Em tumultuada sessão na Câmara Municipal, terça-feira,
20/06, que contou com a presença de aproximadamente 150
pessoas, a maioria composta por profissionais da Educação
que compareceram visando pressionar os vereadores a votarem
desfavoráveis aos projetos de Lei 0020/2006 e 0021/2006,
ambos do Poder Executivo, que pleiteia mudanças nas Leis
422/01 e 424/01, e que de acordo com os educadores, pode habilitar
o prefeito a indicar diretores e vice-diretores de estabelecimentos
de ensino do município a assumirem os cargos sem a necessidade
de concursos públicos, os representantes do Legislativo,
com exceção do vereador Gilvan Florêncio
e de Roló (ausente), aprovaram em primeira votação
o projeto do prefeito.
Mesmo antes da votação, durante o Pequeno Expediente,
com alguns vereadores já insinuando suas pretensões
de votar favoravelmente ao projeto, as vaias ecoaram no plenário.

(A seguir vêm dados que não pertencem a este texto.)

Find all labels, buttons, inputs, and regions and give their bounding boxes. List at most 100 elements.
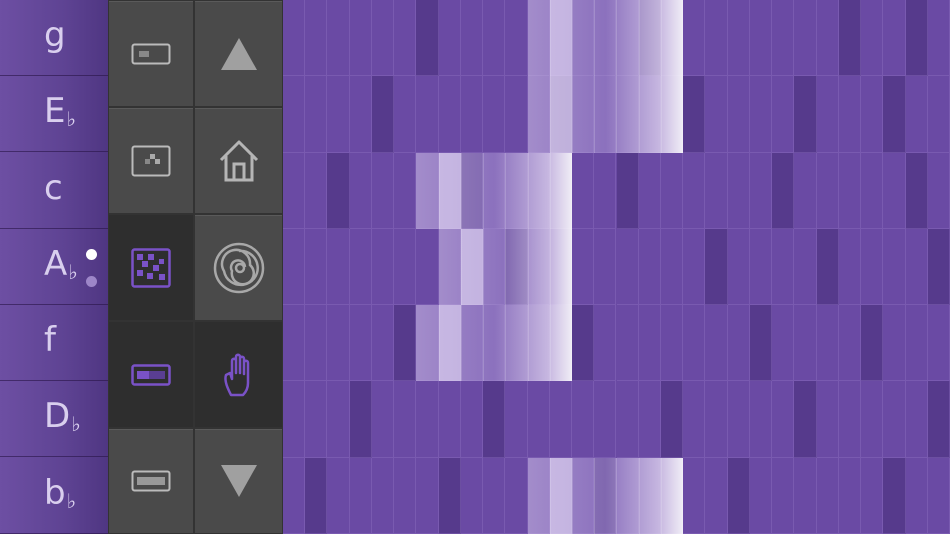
grid-cell[interactable] xyxy=(816,381,839,458)
grid-cell[interactable] xyxy=(460,0,484,77)
note-grid[interactable] xyxy=(283,0,950,534)
note-row-label[interactable]: A♭ xyxy=(0,229,108,305)
grid-cell[interactable] xyxy=(394,457,417,534)
grid-cell[interactable] xyxy=(794,457,817,534)
note-block[interactable] xyxy=(527,76,684,153)
grid-cell[interactable] xyxy=(438,381,461,458)
grid-cell[interactable] xyxy=(349,305,372,382)
grid-cell[interactable] xyxy=(838,152,862,229)
grid-cell[interactable] xyxy=(371,152,395,229)
grid-cell[interactable] xyxy=(371,457,395,534)
grid-cell[interactable] xyxy=(838,0,862,77)
grid-cell[interactable] xyxy=(283,457,306,534)
grid-cell[interactable] xyxy=(883,381,906,458)
grid-cell[interactable] xyxy=(505,76,528,153)
grid-cell[interactable] xyxy=(749,381,773,458)
grid-cell[interactable] xyxy=(861,305,884,382)
grid-cell[interactable] xyxy=(705,152,728,229)
grid-cell[interactable] xyxy=(905,76,928,153)
grid-cell[interactable] xyxy=(460,76,484,153)
grid-cell[interactable] xyxy=(305,305,328,382)
grid-cell[interactable] xyxy=(305,381,328,458)
grid-cell[interactable] xyxy=(349,76,372,153)
grid-cell[interactable] xyxy=(794,76,817,153)
grid-cell[interactable] xyxy=(327,228,350,306)
grid-cell[interactable] xyxy=(816,457,839,534)
grid-cell[interactable] xyxy=(927,152,950,229)
grid-cell[interactable] xyxy=(416,381,439,458)
grid-cell[interactable] xyxy=(683,381,706,458)
grid-cell[interactable] xyxy=(883,457,906,534)
note-block[interactable] xyxy=(416,305,573,382)
grid-cell[interactable] xyxy=(772,0,795,77)
grid-cell[interactable] xyxy=(283,305,306,382)
grid-cell[interactable] xyxy=(394,228,417,306)
grid-cell[interactable] xyxy=(327,381,350,458)
grid-cell[interactable] xyxy=(505,0,528,77)
grid-cell[interactable] xyxy=(794,305,817,382)
grid-cell[interactable] xyxy=(572,228,595,306)
arrow-down-button[interactable] xyxy=(194,428,283,534)
grid-cell[interactable] xyxy=(861,228,884,306)
grid-cell[interactable] xyxy=(371,76,395,153)
grid-cell[interactable] xyxy=(394,152,417,229)
grid-cell[interactable] xyxy=(549,381,573,458)
grid-cell[interactable] xyxy=(371,305,395,382)
grid-cell[interactable] xyxy=(394,0,417,77)
grid-cell[interactable] xyxy=(727,305,750,382)
grid-cell[interactable] xyxy=(883,76,906,153)
spiral-button[interactable] xyxy=(194,214,283,321)
grid-cell[interactable] xyxy=(572,381,595,458)
grid-cell[interactable] xyxy=(683,457,706,534)
grid-cell[interactable] xyxy=(905,457,928,534)
grid-cell[interactable] xyxy=(705,76,728,153)
grid-cell[interactable] xyxy=(727,228,750,306)
grid-cell[interactable] xyxy=(772,152,795,229)
grid-cell[interactable] xyxy=(683,305,706,382)
grid-cell[interactable] xyxy=(861,152,884,229)
grid-cell[interactable] xyxy=(883,305,906,382)
grid-cell[interactable] xyxy=(772,305,795,382)
grid-cell[interactable] xyxy=(594,228,617,306)
grid-cell[interactable] xyxy=(349,0,372,77)
grid-cell[interactable] xyxy=(727,0,750,77)
grid-cell[interactable] xyxy=(794,0,817,77)
note-row-label[interactable]: c xyxy=(0,153,108,229)
grid-cell[interactable] xyxy=(594,381,617,458)
grid-cell[interactable] xyxy=(749,457,773,534)
grid-cell[interactable] xyxy=(638,152,661,229)
grid-cell[interactable] xyxy=(727,76,750,153)
grid-cell[interactable] xyxy=(660,381,684,458)
grid-cell[interactable] xyxy=(705,381,728,458)
grid-cell[interactable] xyxy=(927,381,950,458)
grid-cell[interactable] xyxy=(838,381,862,458)
grid-cell[interactable] xyxy=(727,381,750,458)
grid-cell[interactable] xyxy=(749,76,773,153)
grid-cell[interactable] xyxy=(638,228,661,306)
note-block[interactable] xyxy=(527,0,684,77)
grid-cell[interactable] xyxy=(483,381,506,458)
dotted-block-button[interactable] xyxy=(108,107,194,214)
grid-cell[interactable] xyxy=(305,228,328,306)
grid-cell[interactable] xyxy=(772,457,795,534)
grid-cell[interactable] xyxy=(816,76,839,153)
grid-cell[interactable] xyxy=(838,457,862,534)
grid-cell[interactable] xyxy=(349,152,372,229)
note-row-label[interactable]: E♭ xyxy=(0,76,108,153)
grid-cell[interactable] xyxy=(283,228,306,306)
grid-cell[interactable] xyxy=(705,457,728,534)
grid-cell[interactable] xyxy=(905,228,928,306)
grid-cell[interactable] xyxy=(749,0,773,77)
grid-cell[interactable] xyxy=(660,305,684,382)
grid-cell[interactable] xyxy=(883,152,906,229)
hand-button[interactable] xyxy=(194,321,283,428)
grid-cell[interactable] xyxy=(638,305,661,382)
grid-cell[interactable] xyxy=(794,381,817,458)
grid-cell[interactable] xyxy=(816,0,839,77)
grid-cell[interactable] xyxy=(305,76,328,153)
grid-cell[interactable] xyxy=(572,305,595,382)
grid-cell[interactable] xyxy=(660,228,684,306)
grid-cell[interactable] xyxy=(483,0,506,77)
grid-cell[interactable] xyxy=(794,228,817,306)
grid-cell[interactable] xyxy=(927,457,950,534)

Martins, Tia Nega, Heliana das Virgens, Macedo, Nido, Cido,
Pastor Erivaldo, e Dilmo Santiago não se intimidaram
com a grande presença de público e votaram favoravelmente
às mudanças, que no entender de representantes
da APLB (Sindicato dos Trabalhadores em Educação
do Estado da Bahia - Costa do Descobrimento), professores e
do vereador Gilvan, delega poderes ao prefeito de manipular
a direção dos colégios, se caracterizando
como um retrocesso. “Um diretor contratado jamais vai
se manifestar contrário às exigências da
administração com receio de ser demitido”,
alegou um professor, reiterando que caso se concretize a aprovação
da lei em segunda votação, a classe dos profissionais
do ensino sairá enfraquecida.
No entanto, ainda existe a possibilidade de que na próxima
votação uma emenda seja anexada ao projeto, obrigando
o Poder Executivo a destinar 50% dos cargos a serem preenchidos
por servidores concursados. Uma outra possibilidade é
a de que o prefeito retire o projeto de lei da pauta de votação
do Legislativo e assuma um compromisso com o sindicato dos educadores
em reformular o Estatuto do Magistério acertando com
a representatividade da classe como se daria a escolha de diretores
e vice-diretores a partir de 2007.
Professores, representantes da APLB e alunos da Rede Municipal
de Ensino prometem na próxima sessão da Câmara,
terça-feira, 27/06, agitarem novamente o plenário
do Legislativo.
Gilvan também não poupou criticas à controladoria
da Prefeitura, que elaborou o Projeto de Lei 019/2006, dispondo
sobre as diretrizes orçamentárias para o exercício
de 2007. “Este projeto é outra prova de que a Controladoria
não controla nada, e de que o prefeito está mal
assessorado”, dispara Gilvan, que em primeira análise
detectou diversos erros técnicos agravados por erros
de linguagem. Entretanto o que mais abismou o vereador, foi
o fato do projeto de lei não permitir que o cidadão
participe da discussão do orçamento. “Já
comuniquei ao vice-prefeito Miguel Ballejo esta aberração
e me foi prometido por ele uma reavaliação do
projeto”, destacou Gilvan.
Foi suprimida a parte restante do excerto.